Jésus commence alors par le féliciter pour sa culture, qui ne lui permet pas de prendre des vessies pour des lanternes, ce qui provoque un premier choc, d'où me connais-tu, comment sais-tu ce que je pense, comment connais-tu ce que je viens de dire à Philippe? Car la phrase de Jésus semble montrer qu'il a entendu (comme à la fin de l'évangile, il montrera à Thomas qu'il avait entendu ce que ce dernier avait dit à ses amis qui disaient avoir vu le Seigneur). On dirait que Jésus approuve sa réaction. Mais Jésus d'enfoncer le clou un peu plus loin, en révélant quelque chose que seul Nathanaël peut comprendre. Peut-être que le figuier renvoie à la connaissance, donc à la lecture de la Torah, peut-être que le figuier est un lieu que Nathanaël, aime, peut-être qu'il aime les figues, peut-être… Peut-être qu'il s'imaginait sous le figuier en train d'attendre que Dieu vienne lui parler, comme un ami à un ami, peut-être… . On peut fantasmer, mais seul Nathanaël savait. Et ce qui est dit là, lui permet de comprendre que même si Jésus est de Nazareth, il est bien ce que lui a annoncé Philippe. Alors à son tour, il peut proclamer: "C'est toi le Fils de Dieu, le roi d'Israël".
Jésus lui fait alors une sorte de reproche et une promesse: voir les cieux ouverts et les anges du ciel monter et descendre au dessus du Fils de l'Homme. C'est là une vision grandiose, qui à la fois montre que le ciel s'est ouvert, que Jésus fait le lien (l'échelle du songe de Jacob) entre le ciel et la terre, et que les temps nouveaux sont en train de s'accomplir.
Ensuite Nathanaël disparaît de la scène, et cela clôt le premier chapitre de cet évangile qui fait de Jésus bien plus qu'un homme, et ce dès le début.
Mais si on va au dernier chapitre de l'évangile de Jean, curieusement il se passe un peu la même chose avec Thomas. En effet, pour Thomas, jésus ne peut pas être ressuscité, même si les dix lui ont dit ce qui s'est passé (de même que Jésus vivant à Nazareth ne peut être le messie). Il y a le même déni. Puis Jésus apparaît, et fait comprendre à Thomas, qu'il sait ce que ce dernier à dit (de même qu'il a vu où était Nathanaël). Et il se passe pour Thomas ce qui s'est passé pour Nathanaël: les défenses tombent et la reconnaissance de la divinité est proclamée. Puis Jésus promet quelque chose. Au début de l'évangile, c'était de voir les cieux ouverts, avec le Fils de l'Homme faisant le lien, là c'est une promesse liée à la foi, il ne s'agit plus de vision, il s'agit de croire.
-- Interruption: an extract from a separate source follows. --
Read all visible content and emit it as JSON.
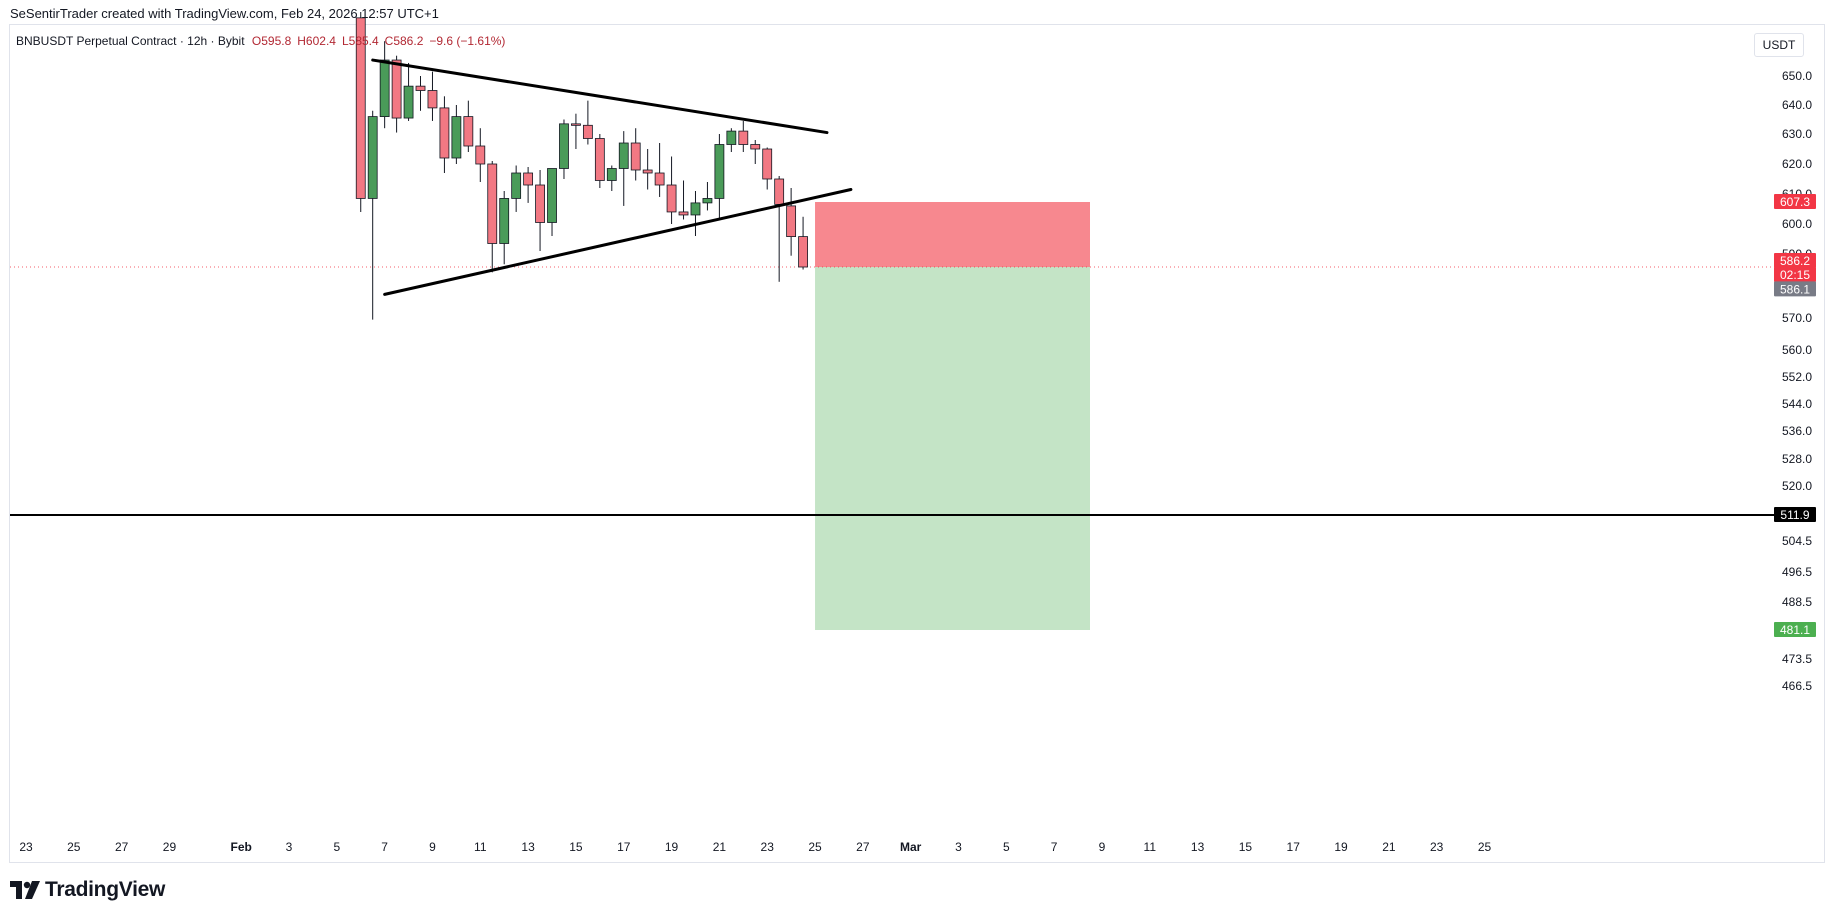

Et cela fait de nous des "Heureux"..
Mais peut-être que l'important dans ce qui se joue dans ces chapitres qui ouvrent et ferment l'évangile de Jean, c'est le chemin proposé.
Jésus accepte que l'on se pose des questions, que l'on ne fonce pas tête baissée parce qu'un autre nous a parlé de lui. Il prend du temps, et il montre qu'il "sait" et c'est cela qui peut ou non provoquer le déclic, car la liberté reste intacte. Et une fois que la reconnaissance est faite, alors quelque chose d'autre s'ouvre, comme si le cœur pouvait se dilater à d'autres dimensions, et nous mettre dans ce temps nouveau.